Stella Leventoyannis Harvey

Tracker

“You can’t cross the sea merely by standing and staring at the water.” Rabindranath Tagore

At the moment I'm knee deep. Yes, I’m trying to cross, but the expanse seems too far. Not sure I can take another step without some help.

But I digress. Let me start at the beginning.

A student I mentored a few years ago gave me a Fitbit. You’ve likely seen these things on people’s wrists. They look similar to a watch, but rather than tracking time, they track steps walked, heart rate, and among other things, your quality of sleep. My student’s son set it up for me because I was intimidated by the gadget. Here was another bit of technology, something else I had to figure out.

As he set it up, Arthur asked what my step goals were.

“I don’t know,” I said. “I hear 10,000 is good.”

“Best practice is 12,000,” he said.

Who was I to argue with the 13-year-old genius?

And to my surprise I’ve loved using it. I look at it every morning, several times during the day and again at night before I go to bed. I want to know how I’m doing. Aside from daily stats it gives me a weekly summary. On my best day, I walked over 18,000 steps, on my worst, well just over 6,000. I know that when I clean my house, what with all those stairs, I can easily put in about 4500 steps. It surprises me that I suddenly care about something I never gave a second thought to before.

And what’s interesting for me is I don’t worry about how it tracks my movements or how it knows what time I went to sleep and got up and how many times I was restless in the night. Others are spooked by this technology. I simply look at the solid blue bits (few) on my cell phone denoting when I was actually asleep (typically from 11 p.m. to 3 a.m.), and cheer that at least I got this much. I tell myself that I will strive to reduce those red lines of restlessness and wakefulness, but I’m not sure how I will accomplish this given the organizing and obsessing I’m doing at the moment, four weeks away from the 15th annual writers festival I produce.

When I see how well the Fitbit has done for my fitness goals and how it plays so nicely to my obsessive-compulsive nature, I know I need one for my writing. Maybe they could invent an attachment to the Fitbit I already have.

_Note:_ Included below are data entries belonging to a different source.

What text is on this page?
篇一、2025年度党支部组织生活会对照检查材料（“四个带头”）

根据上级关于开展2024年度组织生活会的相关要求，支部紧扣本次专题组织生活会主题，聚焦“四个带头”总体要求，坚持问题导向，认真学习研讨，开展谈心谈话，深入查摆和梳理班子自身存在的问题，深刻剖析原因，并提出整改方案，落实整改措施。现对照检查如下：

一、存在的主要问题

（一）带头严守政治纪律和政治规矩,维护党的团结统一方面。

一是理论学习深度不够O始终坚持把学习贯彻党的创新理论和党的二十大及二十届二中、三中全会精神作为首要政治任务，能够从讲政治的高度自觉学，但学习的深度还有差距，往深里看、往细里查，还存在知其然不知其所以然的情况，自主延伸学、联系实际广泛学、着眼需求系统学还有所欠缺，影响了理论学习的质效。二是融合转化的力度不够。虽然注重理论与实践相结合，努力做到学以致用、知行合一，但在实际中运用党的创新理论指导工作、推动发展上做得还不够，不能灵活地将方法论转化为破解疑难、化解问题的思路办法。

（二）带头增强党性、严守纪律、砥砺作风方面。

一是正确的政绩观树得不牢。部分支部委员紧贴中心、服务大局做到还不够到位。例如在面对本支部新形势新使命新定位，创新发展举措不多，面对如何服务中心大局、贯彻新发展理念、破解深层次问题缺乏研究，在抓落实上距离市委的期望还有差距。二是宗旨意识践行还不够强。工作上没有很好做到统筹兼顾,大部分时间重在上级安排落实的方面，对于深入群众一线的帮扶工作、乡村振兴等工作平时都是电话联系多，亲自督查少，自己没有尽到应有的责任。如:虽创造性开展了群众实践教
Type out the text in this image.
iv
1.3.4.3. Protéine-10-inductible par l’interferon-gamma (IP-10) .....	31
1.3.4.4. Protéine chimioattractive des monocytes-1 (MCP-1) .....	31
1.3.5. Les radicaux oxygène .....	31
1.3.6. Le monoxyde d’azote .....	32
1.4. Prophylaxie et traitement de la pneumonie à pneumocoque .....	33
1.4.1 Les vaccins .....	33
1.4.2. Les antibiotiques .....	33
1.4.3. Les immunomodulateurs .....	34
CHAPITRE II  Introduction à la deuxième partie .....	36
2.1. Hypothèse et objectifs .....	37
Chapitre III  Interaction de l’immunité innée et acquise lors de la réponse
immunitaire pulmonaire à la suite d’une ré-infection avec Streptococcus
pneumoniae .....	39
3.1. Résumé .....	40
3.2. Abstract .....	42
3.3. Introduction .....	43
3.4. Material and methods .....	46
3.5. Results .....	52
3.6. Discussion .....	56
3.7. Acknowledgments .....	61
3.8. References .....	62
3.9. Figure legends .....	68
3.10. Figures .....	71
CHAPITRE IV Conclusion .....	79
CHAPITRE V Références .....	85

I could set daily and weekly word goals. It would keep my writing on track. I haven’t written a word towards my new novel in over a month. I know this because I feel it in my grumpiness, restlessness and my sense of guilt. I wonder if they could chart that on a new and improved Fitbit. Or maybe my natural tracker is enough.

Still a Fitbit for writing might allow me to see more clearly what I need to do and help me find a way to cross the sea back to doing it. As I said I’m knee deep. Perhaps that’s a good start.